Pero la ausencia más importante es, paradójicamente, la de los hombres. Es cierto que aparecen, tienen nombres, actúan, son padres o parejas de las mujeres, pero no tienen historia personal. Su identidad es exclusivamente de género. Cuando hacen alguna confidencia a su pareja (que ésta refiere al contar su propia historia), ésta no les funciona a ellos como autoconocimiento o factor de desarrollo, sino a la mujer que modifica o no, de este modo, su relación con el hombre. La historia personal del varón pues, no cuenta ni se cuenta, salvo si tiene relación con algún cambio interno de la mujer. La identidad cerrada, dura, inmóvil, del género, es significada por la ausencia de motivaciones psicológicas, morales, ideológicas o de clase de tipo personal. La acción masculina aparece siempre como arbitraria, incondicionada, impersonal, genérica, ya que no puede ser atribuida a un pasado (como en la mujer), y por lo tanto sólo queda como explicación una “esencia” del hombre. Hay dos excepciones significativas. En El albergue… el doctor Flavián cuenta por sí mismo la historia de su fracaso matrimonial y profesional a manos de una “mala mujer”, lo cual explica su miedo a establecer una relación amorosa con Floreana. La historia se dibuja en trazos gruesos y la explicación, por tanto, es burda en comparación con la sutileza y el detallismo que Serrano acostumbra con sus personajes femeninos. De hecho, la explicación se vuelve inaceptable para la propia Floreana, aunque sea prácticamente idéntica a su propia estrategia de vida después del fracaso de una relación con un hombre que sólo aparece como un recuerdo o como fantasma (sin nombre, sólo es mencionado como “el académico”). Floreana, en efecto ha tomado la decisión de no volver a establecer ninguna relación amorosa, hasta que conoce al médico, y aún después de esto, duda de modificar su actitud. Aun así, como se ha dicho, la historiadora no comprende la postura de Flavián y trata de alterarla sin lograrlo.

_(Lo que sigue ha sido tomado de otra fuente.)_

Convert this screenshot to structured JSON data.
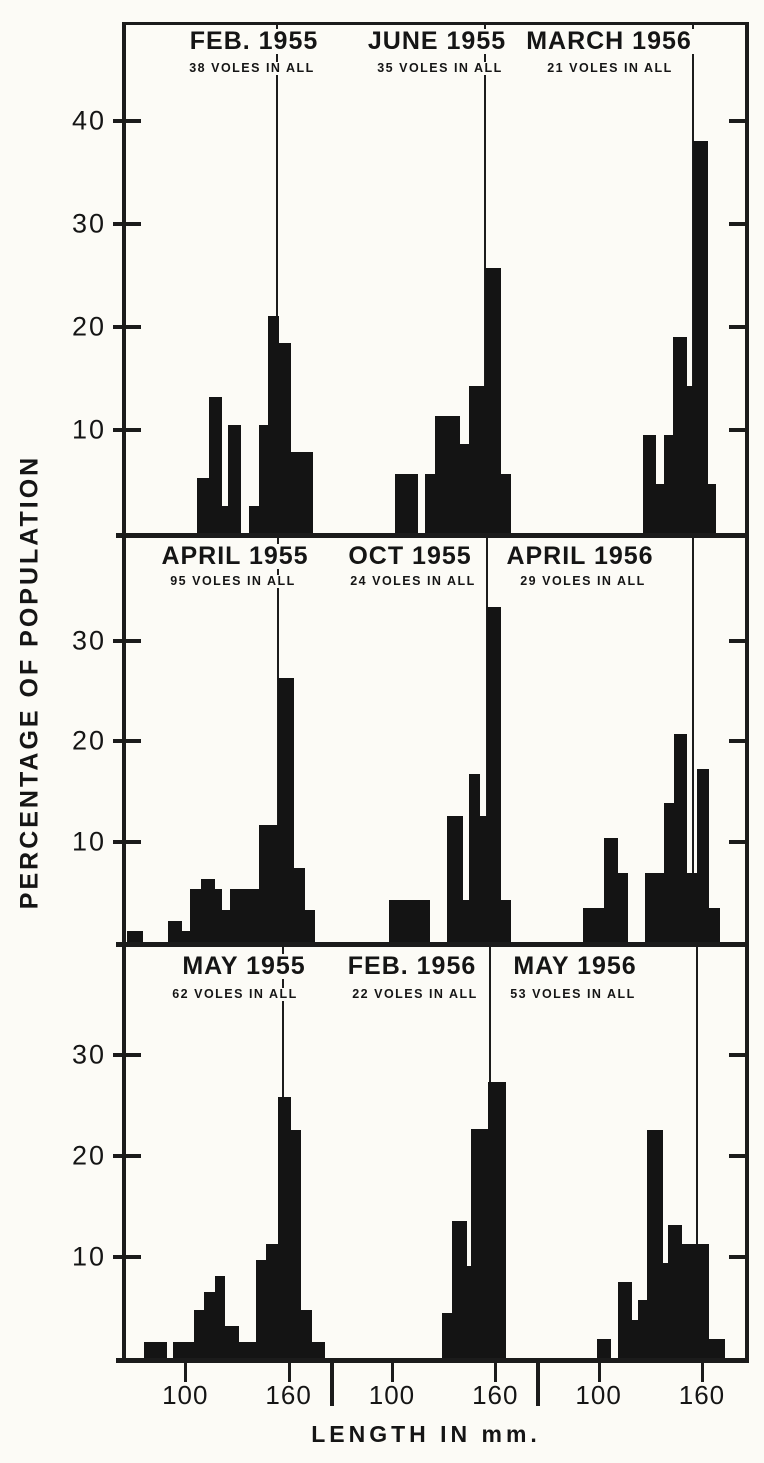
{
  "figure": {
    "paper_color": "#fcfbf6",
    "ink_color": "#161616"
  },
  "chart_data": {
    "type": "bar",
    "subtype": "histogram-grid-3x3",
    "title": "",
    "y_axis": {
      "label": "PERCENTAGE OF POPULATION"
    },
    "x_axis": {
      "label": "LENGTH IN mm.",
      "tick_values_mm": [
        100,
        160
      ],
      "mm_window": [
        65,
        185
      ]
    },
    "grid": "off",
    "legend": "none",
    "rows": [
      {
        "y_ticks": [
          10,
          20,
          30,
          40
        ],
        "ylim": [
          0,
          49.5
        ],
        "panels": [
          {
            "title": "FEB. 1955",
            "subtitle": "38 VOLES IN ALL",
            "n_voles": 38,
            "ref_mm": 153,
            "bars": [
              {
                "mm": [
                  107,
                  114
                ],
                "pct": 5.3
              },
              {
                "mm": [
                  114,
                  121
                ],
                "pct": 13.2
              },
              {
                "mm": [
                  121,
                  125
                ],
                "pct": 2.6
              },
              {
                "mm": [
                  125,
                  132
                ],
                "pct": 10.5
              },
              {
                "mm": [
                  137,
                  143
                ],
                "pct": 2.6
              },
              {
                "mm": [
                  143,
                  148
                ],
                "pct": 10.5
              },
              {
                "mm": [
                  148,
                  154
                ],
                "pct": 21.1
              },
              {
                "mm": [
                  154,
                  161
                ],
                "pct": 18.4
              },
              {
                "mm": [
                  161,
                  174
                ],
                "pct": 7.9
              }
            ]
          },
          {
            "title": "JUNE 1955",
            "subtitle": "35 VOLES IN ALL",
            "n_voles": 35,
            "ref_mm": 154,
            "bars": [
              {
                "mm": [
                  102,
                  115
                ],
                "pct": 5.7
              },
              {
                "mm": [
                  119,
                  125
                ],
                "pct": 5.7
              },
              {
                "mm": [
                  125,
                  139
                ],
                "pct": 11.4
              },
              {
                "mm": [
                  139,
                  145
                ],
                "pct": 8.6
              },
              {
                "mm": [
                  145,
                  154
                ],
                "pct": 14.3
              },
              {
                "mm": [
                  154,
                  163
                ],
                "pct": 25.7
              },
              {
                "mm": [
                  163,
                  169
                ],
                "pct": 5.7
              }
            ]
          },
          {
            "title": "MARCH 1956",
            "subtitle": "21 VOLES IN ALL",
            "n_voles": 21,
            "ref_mm": 155,
            "bars": [
              {
                "mm": [
                  126,
                  133
                ],
                "pct": 9.5
              },
              {
                "mm": [
                  133,
                  138
                ],
                "pct": 4.8
              },
              {
                "mm": [
                  138,
                  143
                ],
                "pct": 9.5
              },
              {
                "mm": [
                  143,
                  151
                ],
                "pct": 19.0
              },
              {
                "mm": [
                  151,
                  155
                ],
                "pct": 14.3
              },
              {
                "mm": [
                  155,
                  163
                ],
                "pct": 38.1
              },
              {
                "mm": [
                  163,
                  168
                ],
                "pct": 4.8
              }
            ]
          }
        ]
      },
      {
        "y_ticks": [
          10,
          20,
          30
        ],
        "ylim": [
          0,
          40
        ],
        "panels": [
          {
            "title": "APRIL 1955",
            "subtitle": "95 VOLES IN ALL",
            "n_voles": 95,
            "ref_mm": 154,
            "bars": [
              {
                "mm": [
                  66,
                  75
                ],
                "pct": 1.1
              },
              {
                "mm": [
                  90,
                  98
                ],
                "pct": 2.1
              },
              {
                "mm": [
                  98,
                  103
                ],
                "pct": 1.1
              },
              {
                "mm": [
                  103,
                  109
                ],
                "pct": 5.3
              },
              {
                "mm": [
                  109,
                  117
                ],
                "pct": 6.3
              },
              {
                "mm": [
                  117,
                  121
                ],
                "pct": 5.3
              },
              {
                "mm": [
                  121,
                  126
                ],
                "pct": 3.2
              },
              {
                "mm": [
                  126,
                  143
                ],
                "pct": 5.3
              },
              {
                "mm": [
                  143,
                  154
                ],
                "pct": 11.6
              },
              {
                "mm": [
                  154,
                  163
                ],
                "pct": 26.3
              },
              {
                "mm": [
                  163,
                  169
                ],
                "pct": 7.4
              },
              {
                "mm": [
                  169,
                  175
                ],
                "pct": 3.2
              }
            ]
          },
          {
            "title": "OCT 1955",
            "subtitle": "24 VOLES IN ALL",
            "n_voles": 24,
            "ref_mm": 155,
            "bars": [
              {
                "mm": [
                  98,
                  122
                ],
                "pct": 4.2
              },
              {
                "mm": [
                  132,
                  141
                ],
                "pct": 12.5
              },
              {
                "mm": [
                  141,
                  145
                ],
                "pct": 4.2
              },
              {
                "mm": [
                  145,
                  151
                ],
                "pct": 16.7
              },
              {
                "mm": [
                  151,
                  155
                ],
                "pct": 12.5
              },
              {
                "mm": [
                  155,
                  163
                ],
                "pct": 33.3
              },
              {
                "mm": [
                  163,
                  169
                ],
                "pct": 4.2
              }
            ]
          },
          {
            "title": "APRIL 1956",
            "subtitle": "29 VOLES IN ALL",
            "n_voles": 29,
            "ref_mm": 155,
            "bars": [
              {
                "mm": [
                  91,
                  103
                ],
                "pct": 3.4
              },
              {
                "mm": [
                  103,
                  111
                ],
                "pct": 10.3
              },
              {
                "mm": [
                  111,
                  117
                ],
                "pct": 6.9
              },
              {
                "mm": [
                  127,
                  138
                ],
                "pct": 6.9
              },
              {
                "mm": [
                  138,
                  144
                ],
                "pct": 13.8
              },
              {
                "mm": [
                  144,
                  151
                ],
                "pct": 20.7
              },
              {
                "mm": [
                  151,
                  157
                ],
                "pct": 6.9
              },
              {
                "mm": [
                  157,
                  164
                ],
                "pct": 17.2
              },
              {
                "mm": [
                  164,
                  170
                ],
                "pct": 3.4
              }
            ]
          }
        ]
      },
      {
        "y_ticks": [
          10,
          20,
          30
        ],
        "ylim": [
          0,
          40
        ],
        "panels": [
          {
            "title": "MAY 1955",
            "subtitle": "62 VOLES IN ALL",
            "n_voles": 62,
            "ref_mm": 157,
            "bars": [
              {
                "mm": [
                  76,
                  83
                ],
                "pct": 1.6
              },
              {
                "mm": [
                  83,
                  89
                ],
                "pct": 1.6
              },
              {
                "mm": [
                  93,
                  100
                ],
                "pct": 1.6
              },
              {
                "mm": [
                  100,
                  105
                ],
                "pct": 1.6
              },
              {
                "mm": [
                  105,
                  111
                ],
                "pct": 4.8
              },
              {
                "mm": [
                  111,
                  117
                ],
                "pct": 6.5
              },
              {
                "mm": [
                  117,
                  123
                ],
                "pct": 8.1
              },
              {
                "mm": [
                  123,
                  131
                ],
                "pct": 3.2
              },
              {
                "mm": [
                  131,
                  141
                ],
                "pct": 1.6
              },
              {
                "mm": [
                  141,
                  147
                ],
                "pct": 9.7
              },
              {
                "mm": [
                  147,
                  154
                ],
                "pct": 11.3
              },
              {
                "mm": [
                  154,
                  161
                ],
                "pct": 25.8
              },
              {
                "mm": [
                  161,
                  167
                ],
                "pct": 22.6
              },
              {
                "mm": [
                  167,
                  173
                ],
                "pct": 4.8
              },
              {
                "mm": [
                  173,
                  181
                ],
                "pct": 1.6
              }
            ]
          },
          {
            "title": "FEB. 1956",
            "subtitle": "22 VOLES IN ALL",
            "n_voles": 22,
            "ref_mm": 157,
            "bars": [
              {
                "mm": [
                  129,
                  135
                ],
                "pct": 4.5
              },
              {
                "mm": [
                  135,
                  143
                ],
                "pct": 13.6
              },
              {
                "mm": [
                  143,
                  146
                ],
                "pct": 9.1
              },
              {
                "mm": [
                  146,
                  156
                ],
                "pct": 22.7
              },
              {
                "mm": [
                  156,
                  166
                ],
                "pct": 27.3
              }
            ]
          },
          {
            "title": "MAY 1956",
            "subtitle": "53 VOLES IN ALL",
            "n_voles": 53,
            "ref_mm": 157,
            "bars": [
              {
                "mm": [
                  99,
                  107
                ],
                "pct": 1.9
              },
              {
                "mm": [
                  111,
                  119
                ],
                "pct": 7.5
              },
              {
                "mm": [
                  119,
                  123
                ],
                "pct": 3.8
              },
              {
                "mm": [
                  123,
                  128
                ],
                "pct": 5.7
              },
              {
                "mm": [
                  128,
                  137
                ],
                "pct": 22.6
              },
              {
                "mm": [
                  137,
                  140
                ],
                "pct": 9.4
              },
              {
                "mm": [
                  140,
                  148
                ],
                "pct": 13.2
              },
              {
                "mm": [
                  148,
                  164
                ],
                "pct": 11.3
              },
              {
                "mm": [
                  164,
                  173
                ],
                "pct": 1.9
              }
            ]
          }
        ]
      }
    ]
  }
}
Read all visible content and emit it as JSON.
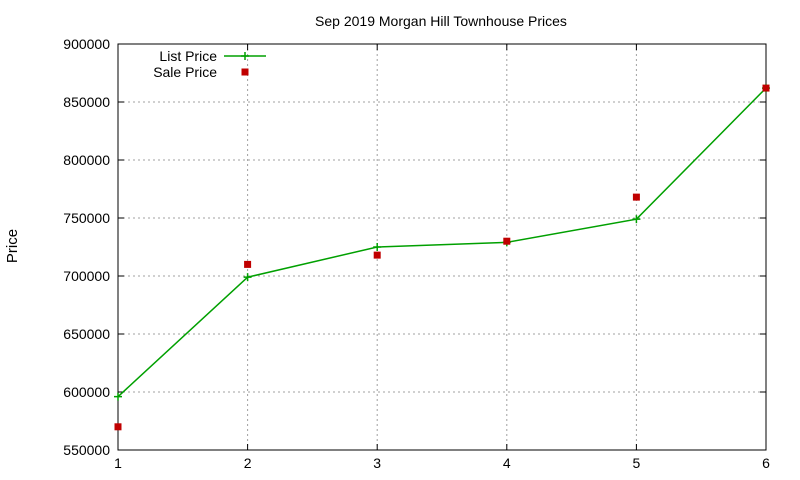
{
  "chart_data": {
    "type": "line",
    "title": "Sep 2019 Morgan Hill Townhouse Prices",
    "xlabel": "",
    "ylabel": "Price",
    "xlim": [
      1,
      6
    ],
    "ylim": [
      550000,
      900000
    ],
    "xticks": [
      1,
      2,
      3,
      4,
      5,
      6
    ],
    "yticks": [
      550000,
      600000,
      650000,
      700000,
      750000,
      800000,
      850000,
      900000
    ],
    "grid": true,
    "legend_position": "top-left",
    "series": [
      {
        "name": "List Price",
        "style": "line+cross",
        "color": "#00a000",
        "x": [
          1,
          2,
          3,
          4,
          5,
          6
        ],
        "y": [
          596000,
          699000,
          725000,
          729000,
          749000,
          862000
        ]
      },
      {
        "name": "Sale Price",
        "style": "square-points",
        "color": "#c00000",
        "x": [
          1,
          2,
          3,
          4,
          5,
          6
        ],
        "y": [
          570000,
          710000,
          718000,
          730000,
          768000,
          862000
        ]
      }
    ]
  }
}
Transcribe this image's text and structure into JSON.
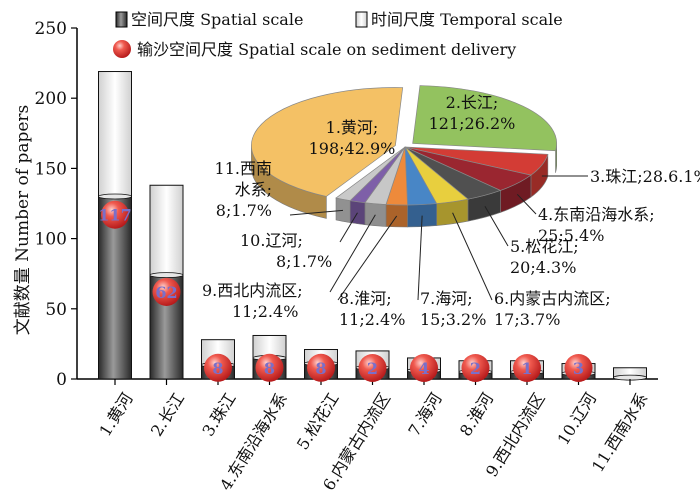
{
  "chart_data": [
    {
      "type": "bar",
      "stacked": true,
      "ylabel": "文献数量 Number of papers",
      "ylim": [
        0,
        250
      ],
      "yticks": [
        0,
        50,
        100,
        150,
        200,
        250
      ],
      "categories": [
        "1.黄河",
        "2.长江",
        "3.珠江",
        "4.东南沿海水系",
        "5.松花江",
        "6.内蒙古内流区",
        "7.海河",
        "8.淮河",
        "9.西北内流区",
        "10.辽河",
        "11.西南水系"
      ],
      "series": [
        {
          "name": "空间尺度 Spatial scale",
          "color": "#333333",
          "values": [
            130,
            74,
            10,
            15,
            11,
            8,
            6,
            5,
            5,
            4,
            1
          ]
        },
        {
          "name": "时间尺度 Temporal scale",
          "color": "#f7f7f7",
          "values": [
            89,
            64,
            18,
            16,
            10,
            12,
            9,
            8,
            8,
            7,
            7
          ]
        }
      ],
      "markers": {
        "name": "输沙空间尺度 Spatial scale on sediment delivery",
        "color": "#e53935",
        "values": [
          117,
          62,
          8,
          8,
          8,
          2,
          4,
          2,
          1,
          3,
          null
        ]
      },
      "legend": "top"
    },
    {
      "type": "pie",
      "labels": [
        "1.黄河",
        "2.长江",
        "3.珠江",
        "4.东南沿海水系",
        "5.松花江",
        "6.内蒙古内流区",
        "7.海河",
        "8.淮河",
        "9.西北内流区",
        "10.辽河",
        "11.西南水系"
      ],
      "values": [
        198,
        121,
        28,
        25,
        20,
        17,
        15,
        11,
        11,
        8,
        8
      ],
      "percents": [
        "42.9%",
        "26.2%",
        "6.1%",
        "5.4%",
        "4.3%",
        "3.7%",
        "3.2%",
        "2.4%",
        "2.4%",
        "1.7%",
        "1.7%"
      ],
      "slice_labels": [
        [
          "1.黄河;",
          "198;42.9%"
        ],
        [
          "2.长江;",
          "121;26.2%"
        ],
        [
          "3.珠江;28.6.1%"
        ],
        [
          "4.东南沿海水系;",
          "25;5.4%"
        ],
        [
          "5.松花江;",
          "20;4.3%"
        ],
        [
          "6.内蒙古内流区;",
          "17;3.7%"
        ],
        [
          "7.海河;",
          "15;3.2%"
        ],
        [
          "8.淮河;",
          "11;2.4%"
        ],
        [
          "9.西北内流区;",
          "11;2.4%"
        ],
        [
          "10.辽河;",
          "8;1.7%"
        ],
        [
          "11.西南",
          "水系;",
          "8;1.7%"
        ]
      ],
      "colors": [
        "#f4c165",
        "#93c25f",
        "#d33c35",
        "#9a2630",
        "#505050",
        "#e8cf3e",
        "#4886c6",
        "#ee8a3b",
        "#c7c7c7",
        "#7e5fa8",
        "#c9c9c9"
      ]
    }
  ]
}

El otro caso es Francisco (en Nosotras que…), pareja de Sara, mujer de clase media y feminista convencida. Sara conoce a Francisco, quien es un dirigente popular de relativa importancia en los días previos a la llegada de Allende al poder. Ella se vuelve su asistente y después su esposa, logrando una unión feliz y productiva en términos personales y políticos. Con la dictadura, ambos deben refugiarse en la clandestinidad, pero Francisco con un fuerte sentimiento de derrota (no sólo política, sino psicológica) comienza a tener relaciones con otras mujeres, hasta llegar a establecer un amorío más serio con una amiga cercana a Sara. A pesar de que aquí el proceso es descrito con más detalle y queda claro al lector el origen de la problemática, ni el personaje (Sara) ni la autora establecen un vínculo de causalidad entre el derrumbe moral y psicológico de Francisco y su infidelidad, ni tampoco hay una reflexión detallada, como en el caso de los personajes femeninos, sobre la situación interna del líder. De hecho, Sara sólo llega a una conclusión, cuestionarse a sí misma: “FUE CULPA MIA. Es por eso que he cerrado el capítulo del matrimonio. Porque si me enamoro, pierdo toda dignidad (…). Me avergüenzo de la Sara de aquellos años, pues si me pasó lo que me pasó, fue porque yo lo permití.” (Nosotras que… p. 107)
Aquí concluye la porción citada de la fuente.